Tiere hingegen sind ganz offensichtlich nicht in der Lage, selbstständig mit Worten zu sprechen und sich auf diese Weise mit ihren Artgenossen zu verständigen. Aber darf man einfach so die Annahme stellen, dass Tiere nicht denken können, nur weil sie kein Kommunikationssystem haben, das sich unserem ähnelt?
Andererseits, kann man Tieren Gedanken zuschreiben, weil sich ihr Verhalten in gewissen Situationen dem der Menschen ähnelt und wir zweifellos, bezogen auf das obere Beispiel, einfach sagen: Der Hund denkt, dass X. Ist das nicht vielleicht lediglich eine Form von Anthropomorphismus und hat nichts mit dem Denken an sich zu tun, wie wir es unter philosophischen Gesichtspunkten definieren.

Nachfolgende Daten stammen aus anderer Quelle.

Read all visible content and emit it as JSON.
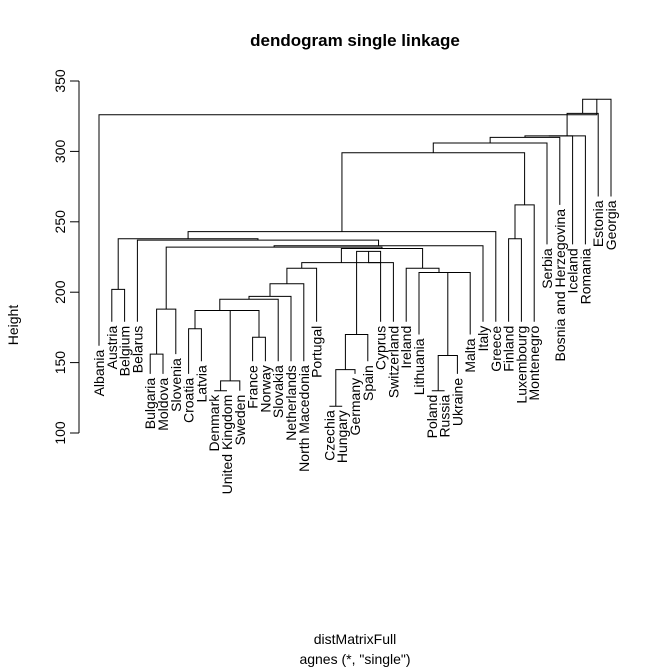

Um all diesen Fragen näher zu kommen, bedarf es zunächst einmal einer Erklärung über den Begriff des Denkens selbst.
Inhaltsverzeichnis
- Einleitung
- Eine philosophische Definition von Denken
- Intentionalität
- Definition des Begriffs Intentionalität
- Intentionalität bei Tieren
- Krähen verwenden Metatools
- Metakognition bei Rhesusaffen und Delfinen
- Erfassen Tiere andere als intentionale Wesen?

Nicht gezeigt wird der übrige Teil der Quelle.